L’écriture de cette auteure aux huit romans très remarqués et d’une abondante œuvre pour la jeunesse n’aurait plus besoin d’être louée. Lyrique parfois, mais jamais flatteuse, explicite souvent, mais jamais aride, elle ajoute à la tradition de la littérature concentrationnaire la distance du romanesque, sans jamais rendre indécent le procédé fictionnel. Au contraire, le relief donné aux personnages, ces femmes auxquelles le camp n’est pas parvenu à ôter la singularité, la beauté de leurs sentiments (et non la « bonté »), la construction narrative haletante, en se mêlant aux descriptions omniprésentes du corps et de la maladie, de la faim, de la merde, font non seulement la lumière sur un chapitre méconnu de l’histoire des camps (la naissance de centaines de bébés), mais rendent un hommage puissant à la victoire de l’humain sur la barbarie.

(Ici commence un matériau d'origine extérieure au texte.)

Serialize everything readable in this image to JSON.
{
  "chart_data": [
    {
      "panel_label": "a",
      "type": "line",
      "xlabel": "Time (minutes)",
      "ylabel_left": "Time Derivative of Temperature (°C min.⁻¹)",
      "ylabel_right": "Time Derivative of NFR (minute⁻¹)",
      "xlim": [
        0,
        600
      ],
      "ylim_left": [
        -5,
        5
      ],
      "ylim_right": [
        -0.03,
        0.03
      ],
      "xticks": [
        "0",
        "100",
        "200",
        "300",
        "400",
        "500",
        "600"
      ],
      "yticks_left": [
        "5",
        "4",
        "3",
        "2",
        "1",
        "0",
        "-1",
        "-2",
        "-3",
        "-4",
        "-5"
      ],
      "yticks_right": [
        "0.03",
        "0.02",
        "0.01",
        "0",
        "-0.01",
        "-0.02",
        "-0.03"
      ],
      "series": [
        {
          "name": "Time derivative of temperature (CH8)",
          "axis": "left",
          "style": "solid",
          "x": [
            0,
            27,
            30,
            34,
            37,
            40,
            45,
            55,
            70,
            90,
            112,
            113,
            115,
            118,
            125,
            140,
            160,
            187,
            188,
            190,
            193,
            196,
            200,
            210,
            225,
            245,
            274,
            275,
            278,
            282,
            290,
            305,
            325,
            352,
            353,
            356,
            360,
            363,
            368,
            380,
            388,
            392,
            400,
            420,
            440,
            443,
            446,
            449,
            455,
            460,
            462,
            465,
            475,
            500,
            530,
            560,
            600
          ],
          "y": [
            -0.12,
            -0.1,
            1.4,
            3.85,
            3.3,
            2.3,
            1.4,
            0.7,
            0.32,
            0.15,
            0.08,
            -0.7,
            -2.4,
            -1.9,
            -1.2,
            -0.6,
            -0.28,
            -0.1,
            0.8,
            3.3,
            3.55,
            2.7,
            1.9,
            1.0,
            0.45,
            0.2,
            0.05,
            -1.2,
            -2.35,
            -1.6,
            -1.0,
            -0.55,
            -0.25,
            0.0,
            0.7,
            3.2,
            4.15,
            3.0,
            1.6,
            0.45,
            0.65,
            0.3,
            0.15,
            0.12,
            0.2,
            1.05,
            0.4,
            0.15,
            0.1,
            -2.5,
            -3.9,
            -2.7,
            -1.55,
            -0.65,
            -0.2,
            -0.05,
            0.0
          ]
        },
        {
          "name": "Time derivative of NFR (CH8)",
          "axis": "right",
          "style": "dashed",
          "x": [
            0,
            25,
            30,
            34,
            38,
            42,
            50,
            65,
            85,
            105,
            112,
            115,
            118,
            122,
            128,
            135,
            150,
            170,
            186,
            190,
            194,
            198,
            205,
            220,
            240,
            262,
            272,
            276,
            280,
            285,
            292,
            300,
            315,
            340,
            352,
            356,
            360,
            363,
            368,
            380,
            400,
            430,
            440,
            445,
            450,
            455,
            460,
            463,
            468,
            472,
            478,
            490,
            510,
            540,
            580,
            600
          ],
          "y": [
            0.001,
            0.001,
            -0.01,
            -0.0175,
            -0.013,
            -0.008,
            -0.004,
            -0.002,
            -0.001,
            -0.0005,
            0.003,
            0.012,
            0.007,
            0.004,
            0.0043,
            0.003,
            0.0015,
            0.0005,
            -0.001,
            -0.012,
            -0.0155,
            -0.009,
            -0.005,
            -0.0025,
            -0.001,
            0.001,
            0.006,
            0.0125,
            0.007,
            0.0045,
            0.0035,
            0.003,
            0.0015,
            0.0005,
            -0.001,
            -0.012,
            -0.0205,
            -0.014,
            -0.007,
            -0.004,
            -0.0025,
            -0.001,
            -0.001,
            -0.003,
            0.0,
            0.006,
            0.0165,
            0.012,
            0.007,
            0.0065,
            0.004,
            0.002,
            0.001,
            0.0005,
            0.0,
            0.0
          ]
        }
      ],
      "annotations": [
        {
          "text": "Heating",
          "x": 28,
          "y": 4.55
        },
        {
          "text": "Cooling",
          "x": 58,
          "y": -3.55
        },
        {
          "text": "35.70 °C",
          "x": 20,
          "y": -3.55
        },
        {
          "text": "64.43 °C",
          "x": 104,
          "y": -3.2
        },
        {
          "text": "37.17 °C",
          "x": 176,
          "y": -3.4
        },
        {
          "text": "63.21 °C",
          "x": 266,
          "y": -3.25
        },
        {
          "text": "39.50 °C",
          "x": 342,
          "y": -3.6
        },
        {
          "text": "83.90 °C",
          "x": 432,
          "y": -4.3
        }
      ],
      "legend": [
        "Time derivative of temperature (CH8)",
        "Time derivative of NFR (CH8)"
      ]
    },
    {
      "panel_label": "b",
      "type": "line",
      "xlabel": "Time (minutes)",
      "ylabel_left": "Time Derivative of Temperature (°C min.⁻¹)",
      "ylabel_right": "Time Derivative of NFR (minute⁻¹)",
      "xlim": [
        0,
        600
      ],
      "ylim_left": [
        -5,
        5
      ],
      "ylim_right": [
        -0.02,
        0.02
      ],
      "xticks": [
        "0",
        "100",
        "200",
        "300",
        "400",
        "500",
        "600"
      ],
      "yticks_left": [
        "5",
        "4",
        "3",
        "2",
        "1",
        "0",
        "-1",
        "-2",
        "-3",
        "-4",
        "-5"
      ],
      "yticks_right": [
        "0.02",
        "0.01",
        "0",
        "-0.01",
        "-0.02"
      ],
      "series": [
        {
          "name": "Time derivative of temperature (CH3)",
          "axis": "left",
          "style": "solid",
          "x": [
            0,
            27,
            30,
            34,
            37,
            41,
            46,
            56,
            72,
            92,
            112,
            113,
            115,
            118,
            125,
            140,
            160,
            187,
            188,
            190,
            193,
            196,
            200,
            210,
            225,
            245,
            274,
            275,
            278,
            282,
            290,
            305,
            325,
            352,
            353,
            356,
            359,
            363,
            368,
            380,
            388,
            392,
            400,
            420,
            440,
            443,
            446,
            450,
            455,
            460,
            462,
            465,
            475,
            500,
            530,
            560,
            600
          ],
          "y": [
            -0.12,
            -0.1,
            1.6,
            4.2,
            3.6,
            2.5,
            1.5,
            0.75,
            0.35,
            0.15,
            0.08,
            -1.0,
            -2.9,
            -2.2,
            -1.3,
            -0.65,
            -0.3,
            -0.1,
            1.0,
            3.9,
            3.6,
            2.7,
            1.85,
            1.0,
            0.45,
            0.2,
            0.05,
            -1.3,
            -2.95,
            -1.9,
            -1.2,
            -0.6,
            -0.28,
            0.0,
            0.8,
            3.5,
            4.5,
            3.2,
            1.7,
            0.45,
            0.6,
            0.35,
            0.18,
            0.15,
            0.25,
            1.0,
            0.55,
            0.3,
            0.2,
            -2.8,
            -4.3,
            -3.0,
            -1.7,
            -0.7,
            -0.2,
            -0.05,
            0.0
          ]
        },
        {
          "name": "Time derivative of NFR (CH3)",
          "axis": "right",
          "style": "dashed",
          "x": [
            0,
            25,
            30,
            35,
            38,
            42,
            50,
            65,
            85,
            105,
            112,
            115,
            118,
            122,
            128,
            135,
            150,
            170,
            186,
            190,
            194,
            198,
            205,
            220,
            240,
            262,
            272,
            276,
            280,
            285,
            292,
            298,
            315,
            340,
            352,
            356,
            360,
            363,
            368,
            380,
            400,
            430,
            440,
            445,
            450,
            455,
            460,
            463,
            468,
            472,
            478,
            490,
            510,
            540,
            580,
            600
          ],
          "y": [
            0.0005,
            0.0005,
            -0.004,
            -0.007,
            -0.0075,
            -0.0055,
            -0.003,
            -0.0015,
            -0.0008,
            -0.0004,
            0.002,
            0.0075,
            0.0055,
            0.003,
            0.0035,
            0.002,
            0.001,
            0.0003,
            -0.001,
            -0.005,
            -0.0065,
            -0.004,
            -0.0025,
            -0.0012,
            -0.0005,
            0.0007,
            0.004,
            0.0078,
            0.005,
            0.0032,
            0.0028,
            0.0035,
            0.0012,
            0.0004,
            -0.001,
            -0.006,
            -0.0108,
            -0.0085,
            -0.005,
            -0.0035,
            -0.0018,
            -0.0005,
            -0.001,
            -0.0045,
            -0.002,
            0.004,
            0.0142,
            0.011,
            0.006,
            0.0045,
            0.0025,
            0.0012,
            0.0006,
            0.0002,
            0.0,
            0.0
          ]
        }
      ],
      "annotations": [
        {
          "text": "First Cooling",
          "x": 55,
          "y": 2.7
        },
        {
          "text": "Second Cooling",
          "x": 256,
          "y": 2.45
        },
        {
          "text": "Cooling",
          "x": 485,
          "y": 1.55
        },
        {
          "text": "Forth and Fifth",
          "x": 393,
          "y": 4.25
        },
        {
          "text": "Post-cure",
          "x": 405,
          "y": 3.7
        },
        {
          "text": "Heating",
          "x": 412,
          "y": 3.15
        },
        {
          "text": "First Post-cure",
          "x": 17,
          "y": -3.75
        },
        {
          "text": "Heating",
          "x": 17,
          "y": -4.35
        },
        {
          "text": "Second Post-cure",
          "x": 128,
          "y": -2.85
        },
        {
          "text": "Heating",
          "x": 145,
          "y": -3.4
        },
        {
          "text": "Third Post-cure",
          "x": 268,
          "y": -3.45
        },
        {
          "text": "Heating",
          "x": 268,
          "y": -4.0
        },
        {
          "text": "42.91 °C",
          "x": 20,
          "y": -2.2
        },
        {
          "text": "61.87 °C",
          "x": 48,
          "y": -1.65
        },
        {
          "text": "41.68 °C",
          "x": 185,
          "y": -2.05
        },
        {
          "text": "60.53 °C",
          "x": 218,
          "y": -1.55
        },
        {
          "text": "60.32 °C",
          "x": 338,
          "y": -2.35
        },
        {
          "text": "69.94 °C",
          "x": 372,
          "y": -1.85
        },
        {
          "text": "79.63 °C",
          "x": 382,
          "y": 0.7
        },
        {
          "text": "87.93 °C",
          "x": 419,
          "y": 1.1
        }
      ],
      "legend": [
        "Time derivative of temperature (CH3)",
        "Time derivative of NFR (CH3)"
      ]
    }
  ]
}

Les dernières semaines de sa captivité, Mila se force à noter sur de minuscules morceaux de papier tous les indices qu’elle récolte de l’extermination des prisonnières, pour témoigner un jour, peut-être. « Kinderzimmer » remplit cette mission. Un roman qui se lit en apnée, un fragment de mémoire charnel et indispensable.